Chad Wolf is a former lobbyist whose contribution to American governance so far has been designing the family separation program that put immigrant children in cages. He is the acting director of the agency, which means he was not confirmed by the Senate and is accountable only to his boss, President Trump.
Wolf says that the authority the agents have to come to Portland and crack heads comes from an executive order issued by Trump that protects “monuments, memorials and statues” from being desecrated. But the roots of this go back to the formation of the department after 9/11.
Back then, experts identified a lack of coordination within law enforcement as a key vulnerability, so several of these agencies were concentrated in one department with Cabinet-level leadership. The mission was to prevent terrorism in the homeland – catching terrorists before they did anything. That violates about half the amendments in the Bill of Rights, but given the circumstances, most Americans seemed to be OK with that.
But now, we see that doctrine applied on the streets of Portland, Oregon – not to prevent terrorism but to prevent graffiti. Are we still OK with that?
Let’s come back to Maine. Another creature of the post-9/11 restructuring were “fusion centers,” where federal, state and local law enforcement agencies share information. Originally, this too was a tool to fight international terrorism, but we don’t get much of that around here. It didn’t take long for law enforcement in Maine to find other uses for all that fancy cop equipment.
The fusion center started by keeping track of outlaw motorcycle gangs, but according to a cache of documents stolen from a national fusion center information hub, the Maine center has been gathering information used to fight ordinary crime like low-level drug offenses. And as alleged in a whistleblower’s lawsuit, the center takes pictures of people gathered at lawful demonstrations – everything from gun-owners’ rights rallies to Black Lives Matter protests. Public Safety Commissioner Michael Sauschuck has acknowledged that the fusion center uses facial recognition scanners to identify people in photos, but would not say under what circumstances.
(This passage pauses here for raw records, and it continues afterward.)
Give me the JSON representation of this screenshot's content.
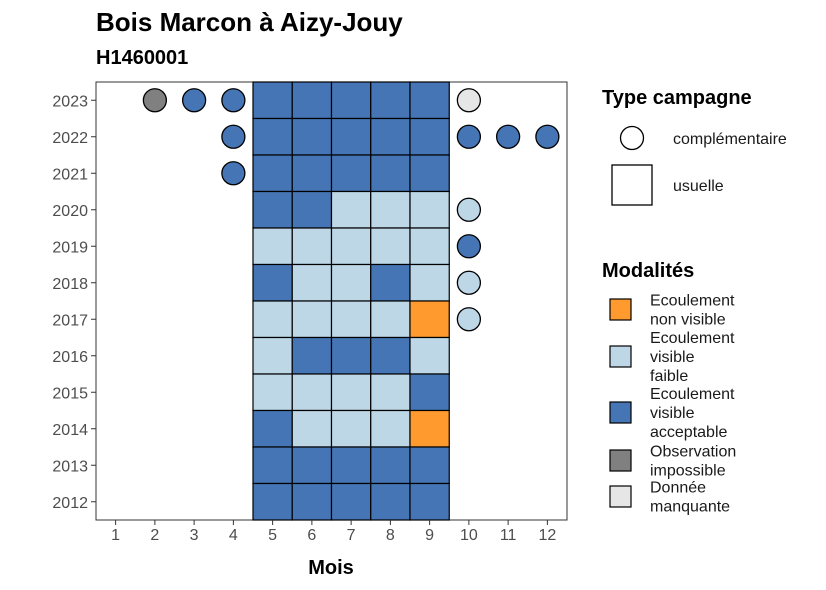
{
  "chart_data": {
    "type": "heatmap",
    "title": "Bois Marcon à Aizy-Jouy",
    "subtitle": "H1460001",
    "xlabel": "Mois",
    "ylabel": "",
    "x_ticks": [
      "1",
      "2",
      "3",
      "4",
      "5",
      "6",
      "7",
      "8",
      "9",
      "10",
      "11",
      "12"
    ],
    "y_ticks": [
      "2012",
      "2013",
      "2014",
      "2015",
      "2016",
      "2017",
      "2018",
      "2019",
      "2020",
      "2021",
      "2022",
      "2023"
    ],
    "xlim": [
      0.5,
      12.5
    ],
    "ylim": [
      2011.5,
      2023.5
    ],
    "grid": false,
    "colors": {
      "Ecoulement non visible": "#FE9A2E",
      "Ecoulement visible faible": "#BDD7E7",
      "Ecoulement visible acceptable": "#4575B4",
      "Observation impossible": "#808080",
      "Donnée manquante": "#E6E6E6"
    },
    "legend_type": {
      "title": "Type campagne",
      "entries": [
        {
          "label": "complémentaire",
          "shape": "circle"
        },
        {
          "label": "usuelle",
          "shape": "square"
        }
      ]
    },
    "legend_modalites": {
      "title": "Modalités",
      "entries": [
        {
          "label": [
            "Ecoulement",
            "non visible"
          ],
          "key": "Ecoulement non visible"
        },
        {
          "label": [
            "Ecoulement",
            "visible",
            "faible"
          ],
          "key": "Ecoulement visible faible"
        },
        {
          "label": [
            "Ecoulement",
            "visible",
            "acceptable"
          ],
          "key": "Ecoulement visible acceptable"
        },
        {
          "label": [
            "Observation",
            "impossible"
          ],
          "key": "Observation impossible"
        },
        {
          "label": [
            "Donnée",
            "manquante"
          ],
          "key": "Donnée manquante"
        }
      ]
    },
    "usuelle": [
      {
        "year": 2023,
        "values": {
          "5": "Ecoulement visible acceptable",
          "6": "Ecoulement visible acceptable",
          "7": "Ecoulement visible acceptable",
          "8": "Ecoulement visible acceptable",
          "9": "Ecoulement visible acceptable"
        }
      },
      {
        "year": 2022,
        "values": {
          "5": "Ecoulement visible acceptable",
          "6": "Ecoulement visible acceptable",
          "7": "Ecoulement visible acceptable",
          "8": "Ecoulement visible acceptable",
          "9": "Ecoulement visible acceptable"
        }
      },
      {
        "year": 2021,
        "values": {
          "5": "Ecoulement visible acceptable",
          "6": "Ecoulement visible acceptable",
          "7": "Ecoulement visible acceptable",
          "8": "Ecoulement visible acceptable",
          "9": "Ecoulement visible acceptable"
        }
      },
      {
        "year": 2020,
        "values": {
          "5": "Ecoulement visible acceptable",
          "6": "Ecoulement visible acceptable",
          "7": "Ecoulement visible faible",
          "8": "Ecoulement visible faible",
          "9": "Ecoulement visible faible"
        }
      },
      {
        "year": 2019,
        "values": {
          "5": "Ecoulement visible faible",
          "6": "Ecoulement visible faible",
          "7": "Ecoulement visible faible",
          "8": "Ecoulement visible faible",
          "9": "Ecoulement visible faible"
        }
      },
      {
        "year": 2018,
        "values": {
          "5": "Ecoulement visible acceptable",
          "6": "Ecoulement visible faible",
          "7": "Ecoulement visible faible",
          "8": "Ecoulement visible acceptable",
          "9": "Ecoulement visible faible"
        }
      },
      {
        "year": 2017,
        "values": {
          "5": "Ecoulement visible faible",
          "6": "Ecoulement visible faible",
          "7": "Ecoulement visible faible",
          "8": "Ecoulement visible faible",
          "9": "Ecoulement non visible"
        }
      },
      {
        "year": 2016,
        "values": {
          "5": "Ecoulement visible faible",
          "6": "Ecoulement visible acceptable",
          "7": "Ecoulement visible acceptable",
          "8": "Ecoulement visible acceptable",
          "9": "Ecoulement visible faible"
        }
      },
      {
        "year": 2015,
        "values": {
          "5": "Ecoulement visible faible",
          "6": "Ecoulement visible faible",
          "7": "Ecoulement visible faible",
          "8": "Ecoulement visible faible",
          "9": "Ecoulement visible acceptable"
        }
      },
      {
        "year": 2014,
        "values": {
          "5": "Ecoulement visible acceptable",
          "6": "Ecoulement visible faible",
          "7": "Ecoulement visible faible",
          "8": "Ecoulement visible faible",
          "9": "Ecoulement non visible"
        }
      },
      {
        "year": 2013,
        "values": {
          "5": "Ecoulement visible acceptable",
          "6": "Ecoulement visible acceptable",
          "7": "Ecoulement visible acceptable",
          "8": "Ecoulement visible acceptable",
          "9": "Ecoulement visible acceptable"
        }
      },
      {
        "year": 2012,
        "values": {
          "5": "Ecoulement visible acceptable",
          "6": "Ecoulement visible acceptable",
          "7": "Ecoulement visible acceptable",
          "8": "Ecoulement visible acceptable",
          "9": "Ecoulement visible acceptable"
        }
      }
    ],
    "complementaire": [
      {
        "year": 2023,
        "month": 2,
        "value": "Observation impossible"
      },
      {
        "year": 2023,
        "month": 3,
        "value": "Ecoulement visible acceptable"
      },
      {
        "year": 2023,
        "month": 4,
        "value": "Ecoulement visible acceptable"
      },
      {
        "year": 2023,
        "month": 10,
        "value": "Donnée manquante"
      },
      {
        "year": 2022,
        "month": 4,
        "value": "Ecoulement visible acceptable"
      },
      {
        "year": 2022,
        "month": 10,
        "value": "Ecoulement visible acceptable"
      },
      {
        "year": 2022,
        "month": 11,
        "value": "Ecoulement visible acceptable"
      },
      {
        "year": 2022,
        "month": 12,
        "value": "Ecoulement visible acceptable"
      },
      {
        "year": 2021,
        "month": 4,
        "value": "Ecoulement visible acceptable"
      },
      {
        "year": 2020,
        "month": 10,
        "value": "Ecoulement visible faible"
      },
      {
        "year": 2019,
        "month": 10,
        "value": "Ecoulement visible acceptable"
      },
      {
        "year": 2018,
        "month": 10,
        "value": "Ecoulement visible faible"
      },
      {
        "year": 2017,
        "month": 10,
        "value": "Ecoulement visible faible"
      }
    ]
  }
}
Sauschuck did tell legislators that the unit monitors the social media accounts of people who have not been accused of any crime, looking for information about future events.
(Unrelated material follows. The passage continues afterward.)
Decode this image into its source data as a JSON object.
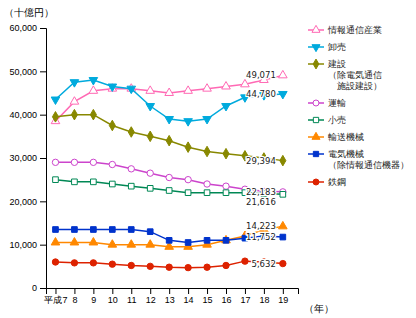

This may not be as bad as secret police attacking civilians the way they have been in Oregon, but it comes from the same post-9/11 idea about security – that you spread a wide surveillance net and use intelligence to stop the bad guys before they act.
Civil libertarians predicted that these terrorism-fighting powers would be turned on the rest of us in time, but most people back then were so afraid of al-Qaida that they let it go.
Now, almost 20 years later, we’re like the drivers circling the federal courthouse looking for a parking space. This war is never going to be over.